Drinking water is becoming scarcer by the day in Madhya Pradesh, despite a slew of water development projects with help from the Central government, the ADB and the Japanese government

By N D Sharma

Madhya Pradesh came into existence in 1956. In civic terms, it really hasn’t improved much since then. Reports say that currently the administration and the local bodies are supplying drinking water for no more than a few minutes on alternate days in 98 cities and towns; in another 36 urban conglomerates, water is supplied on the third, fourth, fifth or sixth days. As for those living in villages and hamlets, forget about them: newspapers occasionally publish photographs of villagers scooping out water from shallow, muddy ponds.

Digvijay Singh, perhaps the biggest demagogue the state has produced after Arjun Singh, had promised in the Congress party’s election manifesto for the 1993 Assembly elections the provision of clean drinking water in each village within five years. He remembered his promise—but only five years later, when the party manifesto for the 1998 Assembly elections was being drafted. The people tolerated him for another five years, and gave him the bum’s rush in 2003.

In came the Bharatiya Janata Party (BJP). In the three and a half years the party has been in power, it has not taken a single step to redress the miseries of the people (unless they belong to the Sangh Parivar). The party is always toying with obscure, and obscurantist, ideas. As chief minister, Uma Bharati had coined the slogan “Panch-Ja” and formed high-level committees for its implementation. Even today, no one knows quite what “Panch-Ja” means.

Babulal Gaur came with the slogan “Gokul Gram”, a fairly opaque concept of village development. The current chief minister, Shivraj Singh Chauhan, has taken the path away from rural development: he has invited Britain’s biggest Real Estate Investment Trust (REIT), with assets worth £ 8 billion (nearly Rs 75,000 crore), to begin its operations in Madhya Pradesh.

In terms of drinking water, hundreds of crores of rupees have been appropriated by the state’s politicians and bureaucrats. Bhopal’s Upper Lake (Bada Talao), which has considerably shrunk due to the encroachments over the years, is the city’s main source of drinking water supply. All the sewers flow into either the Upper Lake or the Lower Lake (Chhota Talao). Japan provided a loan of Rs 247 crore in 1995 to divert the sewers from the two lakes, andfor their de-weeding and de-silting. The project, known as ‘Bhojwetland’, was completed some years ago, but 27 sewers
are still debouching into the Upper Lake and 28 sewers into the Lower Lake.

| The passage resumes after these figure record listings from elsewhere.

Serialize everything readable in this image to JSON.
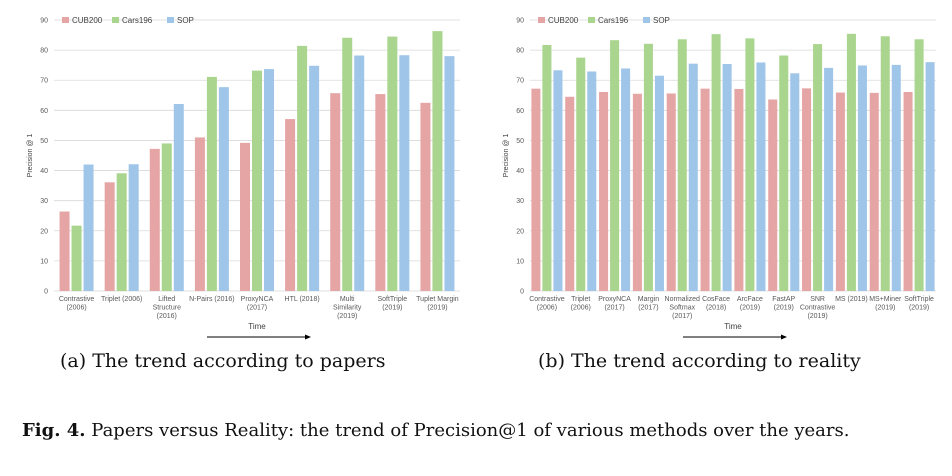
{
  "colors": {
    "CUB200": "#e6a5a5",
    "Cars196": "#a9d58e",
    "SOP": "#9fc5e8",
    "grid": "#d9d9d9",
    "axis": "#bfbfbf"
  },
  "captions": {
    "a": "(a) The trend according to papers",
    "b": "(b) The trend according to reality"
  },
  "figure_caption": {
    "label": "Fig. 4.",
    "text": "Papers versus Reality: the trend of Precision@1 of various methods over the years."
  },
  "chart_data": [
    {
      "type": "bar",
      "ylabel": "Precision @ 1",
      "xlabel": "Time",
      "ylim": [
        0,
        90
      ],
      "yticks": [
        0,
        10,
        20,
        30,
        40,
        50,
        60,
        70,
        80,
        90
      ],
      "grid": true,
      "legend": "top-left",
      "categories": [
        [
          "Contrastive",
          "(2006)"
        ],
        [
          "Triplet (2006)"
        ],
        [
          "Lifted",
          "Structure",
          "(2016)"
        ],
        [
          "N-Pairs (2016)"
        ],
        [
          "ProxyNCA",
          "(2017)"
        ],
        [
          "HTL (2018)"
        ],
        [
          "Multi",
          "Similarity",
          "(2019)"
        ],
        [
          "SoftTriple",
          "(2019)"
        ],
        [
          "Tuplet Margin",
          "(2019)"
        ]
      ],
      "series": [
        {
          "name": "CUB200",
          "values": [
            26.4,
            36.1,
            47.2,
            51.0,
            49.2,
            57.1,
            65.7,
            65.4,
            62.5
          ]
        },
        {
          "name": "Cars196",
          "values": [
            21.7,
            39.1,
            49.0,
            71.1,
            73.2,
            81.4,
            84.1,
            84.5,
            86.3
          ]
        },
        {
          "name": "SOP",
          "values": [
            42.0,
            42.1,
            62.1,
            67.7,
            73.7,
            74.8,
            78.2,
            78.3,
            78.0
          ]
        }
      ]
    },
    {
      "type": "bar",
      "ylabel": "Precision @ 1",
      "xlabel": "Time",
      "ylim": [
        0,
        90
      ],
      "yticks": [
        0,
        10,
        20,
        30,
        40,
        50,
        60,
        70,
        80,
        90
      ],
      "grid": true,
      "legend": "top-left",
      "categories": [
        [
          "Contrastive",
          "(2006)"
        ],
        [
          "Triplet",
          "(2006)"
        ],
        [
          "ProxyNCA",
          "(2017)"
        ],
        [
          "Margin",
          "(2017)"
        ],
        [
          "Normalized",
          "Softmax",
          "(2017)"
        ],
        [
          "CosFace",
          "(2018)"
        ],
        [
          "ArcFace",
          "(2019)"
        ],
        [
          "FastAP",
          "(2019)"
        ],
        [
          "SNR",
          "Contrastive",
          "(2019)"
        ],
        [
          "MS (2019)"
        ],
        [
          "MS+Miner",
          "(2019)"
        ],
        [
          "SoftTriple",
          "(2019)"
        ]
      ],
      "series": [
        {
          "name": "CUB200",
          "values": [
            67.2,
            64.5,
            66.1,
            65.5,
            65.6,
            67.2,
            67.1,
            63.6,
            67.3,
            65.9,
            65.8,
            66.1
          ]
        },
        {
          "name": "Cars196",
          "values": [
            81.7,
            77.5,
            83.3,
            82.1,
            83.6,
            85.3,
            83.9,
            78.2,
            82.0,
            85.4,
            84.6,
            83.6
          ]
        },
        {
          "name": "SOP",
          "values": [
            73.3,
            72.9,
            73.9,
            71.5,
            75.5,
            75.4,
            75.9,
            72.3,
            74.1,
            74.9,
            75.1,
            76.0
          ]
        }
      ]
    }
  ]
}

Three years ago, the Madhya Pradesh state government had procured a loan of Rs 179 crore from the Asian Development Bank for “streamlining” the drinking water supply in Bhopal. Not surprisingly, the drinking water supply in the state capital this year is far worse than it was last year. With its usual fascination for giving Sanskrit names to its projects, the BJP government launched, a while back, “Project Uday” to ensure clean the drinking water supply to the four cities of Bhopal, Indore, Jabalpur and Gwalior. A middle-rung Indian Administrative Services officer has been put in charge of the project, and a sum of Rs 1,366 crore, obtained from state, Central and foreign agencies, has been put at his disposal.

The outcome, given the past of such projects, is anybody’s guess.